Jeremy Batstone, market strategist at broker Charles Stanley, said: “There are no outright losers from this Budget, nobody is complaining furiously just weeks before an election. But it leaves us with the sense of being slightly under-whelmed.

“The stock market likes the idea that there’s continuing austerity baked into the first half of the next parliament, even though Osborne suggested the austerity may then ease.

“That is preferable to a give-away Budget. Elsewhere, even though the banks were hit by a rise in the banking levy, they expected that.”

However, the British Bankers’ Association said the hike in the levy, which aims to raise an extra £900 million a year, could fuel the tendency for banks to move more jobs offshore.

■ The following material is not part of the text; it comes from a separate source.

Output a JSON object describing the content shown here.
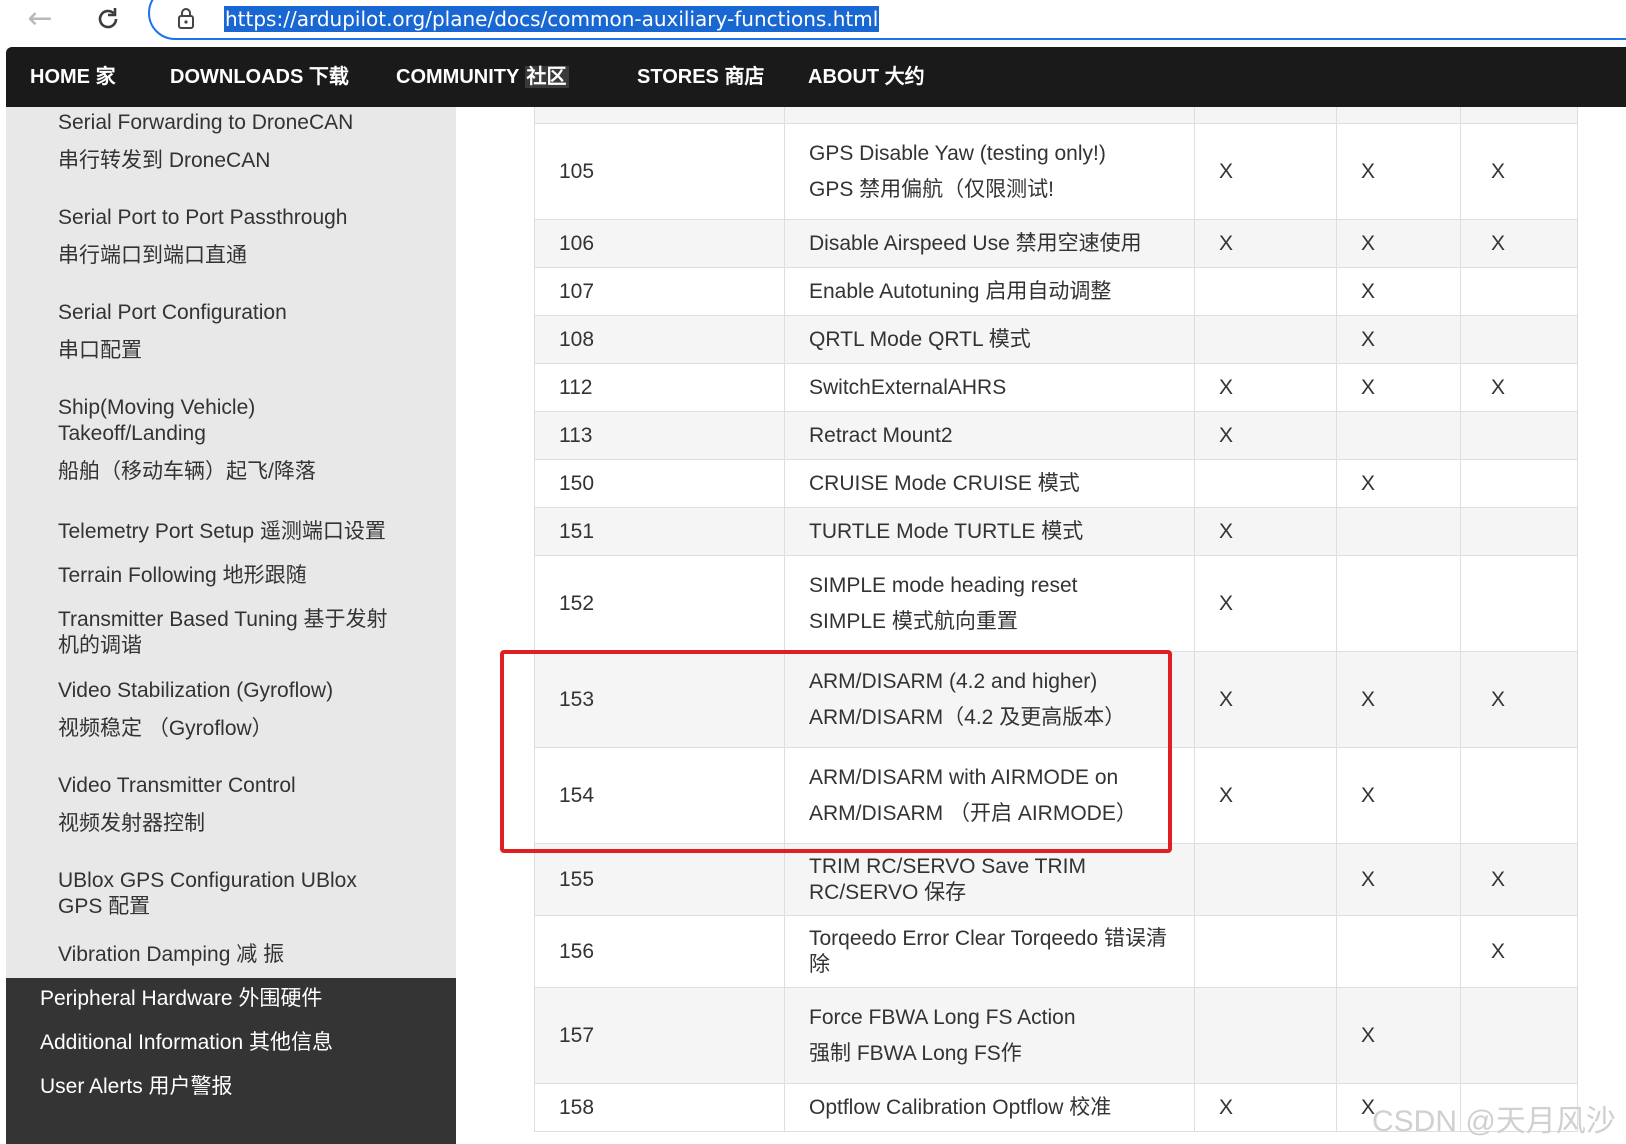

Chief executive Anthony Browne said: “The bank levy imposes a significant cost on banking businesses in the UK, which is making many banks move work and jobs to other parts of the world, and is deterring international banks from investing in the UK. This major increase in the bank levy is likely to accelerate that process.”

David Buik, markets guru at Panmure Gordon, said: “The commitment to austerity was key for the City. If there had been any rowback, gilts would have fallen out of bed and they did not; sterling also remained static on the forex markets.”

Richard Hunter, head of equities at Hargreaves Lansdown Stockbrokers, said: “Although the Chancellor had previously stated ‘no gimmicks, no giveaways’, there were some concessions in order to help the savings and first-time buyer areas, to the extent that the overall theme was engineered to be something of a vote winner as largely expected.”

John Longworth, director- general of the British Chambers of Commerce, said: “The Chancellor avoided the temptation to use new-found windfalls for gimmicks. His focus on fiscal responsibility will play well with business audiences.”